Any insurance policy you have is an assurance that, if something bad occurs, the business that insures the policy will make good in one way or another in a timely fashion. If your home is broken into, your property insurance steps in to compensate you or facilitate the repairs, subject to state property damage laws.
But since figuring out who is financially accountable for services or repairs is usually a time-consuming affair – and delay sometimes compounds the damage to the victim – insurance companies in many cases opt to pay up front and figure out the blame afterward. They then need a method to recoup the costs if, when there is time to look at all the facts, they weren't in charge of the payout.
Can You Give an Example?
You are in a highway accident. Another car ran into yours. The police show up to assess the situation, you exchange insurance information, and you go on your way. You have comprehensive insurance that pays for the repairs right away. Later police tell the insurance companies that the other driver was at fault and her insurance policy should have paid for the repair of your car. How does your company get its funds back?
How Does Subrogation Work?
This is where subrogation comes in. It is the method that an insurance company uses to claim reimbursement when it pays out a claim that turned out not to be its responsibility. Some insurance firms have in-house property damage lawyers and personal injury attorneys, or a department dedicated to subrogation; others contract with a law firm. Usually, only you can sue for damages done to your person or property. But under subrogation law, your insurance company is considered to have some of your rights in exchange for making good on the damages. It can go after the money originally due to you, because it has covered the amount already.
Why Does This Matter to Me?
For a start, if you have a deductible, it wasn't just your insurance company who had to pay. In a $10,000 accident with a $1,000 deductible, you lost some money too – namely, $1,000. If your insurer is timid on any subrogation case it might not win, it might opt to recoup its expenses by ballooning your premiums. On the other hand, if it knows which cases it is owed and pursues those cases enthusiastically, it is doing you a favor as well as itself. If all ten grand is recovered, you will get your full $1,000 deductible back. If it recovers half (for instance, in a case where you are found 50 percent accountable), you'll typically get $500 back, depending on your state laws.

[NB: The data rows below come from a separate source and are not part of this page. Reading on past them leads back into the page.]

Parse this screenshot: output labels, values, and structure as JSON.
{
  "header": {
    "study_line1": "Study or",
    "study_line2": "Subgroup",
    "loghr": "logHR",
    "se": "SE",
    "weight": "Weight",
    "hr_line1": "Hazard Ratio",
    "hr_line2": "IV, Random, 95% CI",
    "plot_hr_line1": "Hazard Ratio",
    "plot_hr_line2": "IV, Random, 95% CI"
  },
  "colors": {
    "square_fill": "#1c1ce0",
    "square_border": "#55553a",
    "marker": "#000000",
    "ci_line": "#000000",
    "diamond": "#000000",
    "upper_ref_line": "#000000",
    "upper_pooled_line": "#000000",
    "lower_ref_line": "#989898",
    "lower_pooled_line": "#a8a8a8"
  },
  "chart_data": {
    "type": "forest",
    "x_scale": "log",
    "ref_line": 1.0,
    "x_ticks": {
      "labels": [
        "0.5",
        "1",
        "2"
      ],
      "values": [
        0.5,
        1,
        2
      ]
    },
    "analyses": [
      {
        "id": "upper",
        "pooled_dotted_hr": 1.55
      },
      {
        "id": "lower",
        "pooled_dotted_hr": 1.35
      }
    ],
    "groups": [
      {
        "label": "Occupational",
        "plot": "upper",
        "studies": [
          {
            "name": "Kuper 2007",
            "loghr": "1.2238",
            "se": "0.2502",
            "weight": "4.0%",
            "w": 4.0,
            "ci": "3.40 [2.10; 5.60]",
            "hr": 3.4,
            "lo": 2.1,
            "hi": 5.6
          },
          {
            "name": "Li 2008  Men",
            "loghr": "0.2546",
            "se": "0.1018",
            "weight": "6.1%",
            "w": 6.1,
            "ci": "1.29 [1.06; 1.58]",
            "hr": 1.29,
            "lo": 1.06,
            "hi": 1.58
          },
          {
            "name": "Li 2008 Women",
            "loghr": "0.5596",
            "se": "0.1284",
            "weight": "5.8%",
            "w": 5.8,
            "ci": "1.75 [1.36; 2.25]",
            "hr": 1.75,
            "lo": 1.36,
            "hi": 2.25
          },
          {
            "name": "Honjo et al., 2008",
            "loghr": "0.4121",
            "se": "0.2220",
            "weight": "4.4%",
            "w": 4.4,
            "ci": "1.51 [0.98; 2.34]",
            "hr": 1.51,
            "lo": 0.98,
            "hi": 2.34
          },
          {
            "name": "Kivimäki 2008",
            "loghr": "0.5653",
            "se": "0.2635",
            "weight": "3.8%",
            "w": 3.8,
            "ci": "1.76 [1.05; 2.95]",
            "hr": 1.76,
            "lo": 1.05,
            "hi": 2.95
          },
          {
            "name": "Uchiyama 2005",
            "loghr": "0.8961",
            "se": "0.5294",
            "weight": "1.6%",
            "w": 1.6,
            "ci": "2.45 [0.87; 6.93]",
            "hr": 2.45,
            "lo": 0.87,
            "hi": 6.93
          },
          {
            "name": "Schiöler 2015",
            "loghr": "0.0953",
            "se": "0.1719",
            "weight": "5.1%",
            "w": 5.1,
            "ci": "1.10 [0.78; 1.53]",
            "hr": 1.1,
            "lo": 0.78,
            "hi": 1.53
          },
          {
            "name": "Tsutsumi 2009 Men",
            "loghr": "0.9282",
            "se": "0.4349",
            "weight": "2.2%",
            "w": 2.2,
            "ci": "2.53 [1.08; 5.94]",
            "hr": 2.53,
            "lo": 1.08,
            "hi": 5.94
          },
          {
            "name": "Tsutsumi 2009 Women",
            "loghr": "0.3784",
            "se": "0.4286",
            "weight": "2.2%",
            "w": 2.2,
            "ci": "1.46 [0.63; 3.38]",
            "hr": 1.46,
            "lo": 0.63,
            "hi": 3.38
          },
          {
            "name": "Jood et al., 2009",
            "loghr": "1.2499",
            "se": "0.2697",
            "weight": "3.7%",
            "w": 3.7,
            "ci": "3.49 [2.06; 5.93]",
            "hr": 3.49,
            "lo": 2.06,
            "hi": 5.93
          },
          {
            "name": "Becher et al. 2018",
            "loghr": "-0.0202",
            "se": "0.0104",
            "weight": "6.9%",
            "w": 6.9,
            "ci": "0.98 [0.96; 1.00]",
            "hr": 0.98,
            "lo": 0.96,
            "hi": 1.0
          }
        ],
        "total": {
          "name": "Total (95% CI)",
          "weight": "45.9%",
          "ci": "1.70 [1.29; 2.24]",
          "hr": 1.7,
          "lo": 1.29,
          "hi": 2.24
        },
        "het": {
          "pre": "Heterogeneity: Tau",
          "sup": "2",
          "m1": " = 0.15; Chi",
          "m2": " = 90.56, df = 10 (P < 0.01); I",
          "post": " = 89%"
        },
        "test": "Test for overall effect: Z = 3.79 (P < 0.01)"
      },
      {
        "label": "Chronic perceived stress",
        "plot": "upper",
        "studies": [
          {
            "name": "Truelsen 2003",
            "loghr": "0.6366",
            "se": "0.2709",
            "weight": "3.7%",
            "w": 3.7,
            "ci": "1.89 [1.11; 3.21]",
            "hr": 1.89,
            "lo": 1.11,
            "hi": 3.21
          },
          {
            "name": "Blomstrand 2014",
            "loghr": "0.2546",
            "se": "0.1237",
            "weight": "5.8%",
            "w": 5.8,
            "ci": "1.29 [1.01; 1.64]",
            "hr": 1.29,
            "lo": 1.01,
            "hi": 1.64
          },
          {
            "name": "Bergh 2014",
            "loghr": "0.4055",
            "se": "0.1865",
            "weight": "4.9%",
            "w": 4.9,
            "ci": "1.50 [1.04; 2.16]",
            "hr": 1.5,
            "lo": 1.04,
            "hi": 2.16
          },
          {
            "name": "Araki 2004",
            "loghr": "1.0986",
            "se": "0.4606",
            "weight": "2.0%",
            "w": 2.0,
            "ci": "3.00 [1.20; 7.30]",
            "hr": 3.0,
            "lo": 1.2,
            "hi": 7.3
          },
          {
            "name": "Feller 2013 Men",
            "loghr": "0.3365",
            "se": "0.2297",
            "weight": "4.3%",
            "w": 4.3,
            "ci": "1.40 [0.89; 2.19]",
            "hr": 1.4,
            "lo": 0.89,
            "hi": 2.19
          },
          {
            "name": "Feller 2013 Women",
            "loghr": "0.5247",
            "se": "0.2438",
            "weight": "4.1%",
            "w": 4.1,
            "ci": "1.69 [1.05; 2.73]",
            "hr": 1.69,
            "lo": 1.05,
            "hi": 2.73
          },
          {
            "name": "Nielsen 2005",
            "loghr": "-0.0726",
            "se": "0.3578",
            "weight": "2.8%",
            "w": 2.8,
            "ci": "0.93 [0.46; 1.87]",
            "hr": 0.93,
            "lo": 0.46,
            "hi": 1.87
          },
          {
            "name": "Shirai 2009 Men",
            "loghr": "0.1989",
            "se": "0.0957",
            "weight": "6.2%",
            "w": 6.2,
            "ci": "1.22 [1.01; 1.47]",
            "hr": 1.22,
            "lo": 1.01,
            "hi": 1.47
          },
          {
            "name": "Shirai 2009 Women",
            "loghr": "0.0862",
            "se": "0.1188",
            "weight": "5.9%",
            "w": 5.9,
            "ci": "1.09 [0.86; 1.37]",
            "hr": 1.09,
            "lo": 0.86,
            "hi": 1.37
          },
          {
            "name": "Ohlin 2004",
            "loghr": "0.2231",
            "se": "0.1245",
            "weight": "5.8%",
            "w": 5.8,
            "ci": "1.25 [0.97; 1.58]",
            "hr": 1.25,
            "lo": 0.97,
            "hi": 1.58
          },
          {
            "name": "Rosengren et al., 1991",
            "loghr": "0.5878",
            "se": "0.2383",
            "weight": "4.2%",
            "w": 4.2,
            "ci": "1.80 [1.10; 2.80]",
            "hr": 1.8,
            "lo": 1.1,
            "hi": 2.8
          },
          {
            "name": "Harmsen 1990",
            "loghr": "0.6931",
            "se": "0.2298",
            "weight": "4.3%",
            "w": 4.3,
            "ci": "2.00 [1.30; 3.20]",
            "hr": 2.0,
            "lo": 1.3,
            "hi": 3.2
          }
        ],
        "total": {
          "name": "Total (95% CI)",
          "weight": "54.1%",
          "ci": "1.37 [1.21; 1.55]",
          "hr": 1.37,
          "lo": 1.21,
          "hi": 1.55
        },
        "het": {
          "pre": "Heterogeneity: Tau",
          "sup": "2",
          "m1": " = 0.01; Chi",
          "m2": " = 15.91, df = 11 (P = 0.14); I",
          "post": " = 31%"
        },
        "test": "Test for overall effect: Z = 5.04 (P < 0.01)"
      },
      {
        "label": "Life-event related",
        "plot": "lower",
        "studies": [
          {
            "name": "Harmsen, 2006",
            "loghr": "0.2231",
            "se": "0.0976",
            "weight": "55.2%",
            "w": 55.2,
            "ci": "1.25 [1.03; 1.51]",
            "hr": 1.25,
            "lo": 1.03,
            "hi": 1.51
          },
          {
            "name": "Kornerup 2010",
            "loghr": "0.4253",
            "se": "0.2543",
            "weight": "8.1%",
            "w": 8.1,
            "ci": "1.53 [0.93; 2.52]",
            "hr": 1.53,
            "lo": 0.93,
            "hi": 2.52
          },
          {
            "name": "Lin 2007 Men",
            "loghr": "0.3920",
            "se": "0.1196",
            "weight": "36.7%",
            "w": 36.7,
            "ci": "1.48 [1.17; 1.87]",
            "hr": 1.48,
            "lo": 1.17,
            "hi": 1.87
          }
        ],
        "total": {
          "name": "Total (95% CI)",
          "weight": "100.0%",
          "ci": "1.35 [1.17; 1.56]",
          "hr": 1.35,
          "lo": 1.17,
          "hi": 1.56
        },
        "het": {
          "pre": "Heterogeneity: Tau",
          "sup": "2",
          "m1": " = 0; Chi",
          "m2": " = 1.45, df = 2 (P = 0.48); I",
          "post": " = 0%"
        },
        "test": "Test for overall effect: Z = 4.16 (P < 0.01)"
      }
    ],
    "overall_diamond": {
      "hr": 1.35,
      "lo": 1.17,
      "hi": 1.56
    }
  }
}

Additionally, if the total price of an accident is more than your maximum coverage amount, you could be in for a stiff bill. If your insurance company or its property damage lawyers, such as bankruptcy lawyer kemmerer wy, pursue subrogation and wins, it will recover your costs in addition to its own.
All insurers are not created equal. When shopping around, it's worth looking up the reputations of competing companies to determine if they pursue valid subrogation claims; if they do so fast; if they keep their policyholders updated as the case proceeds; and if they then process successfully won reimbursements immediately so that you can get your funding back and move on with your life. If, instead, an insurer has a reputation of honoring claims that aren't its responsibility and then safeguarding its income by raising your premiums, even attractive rates won't outweigh the eventual headache.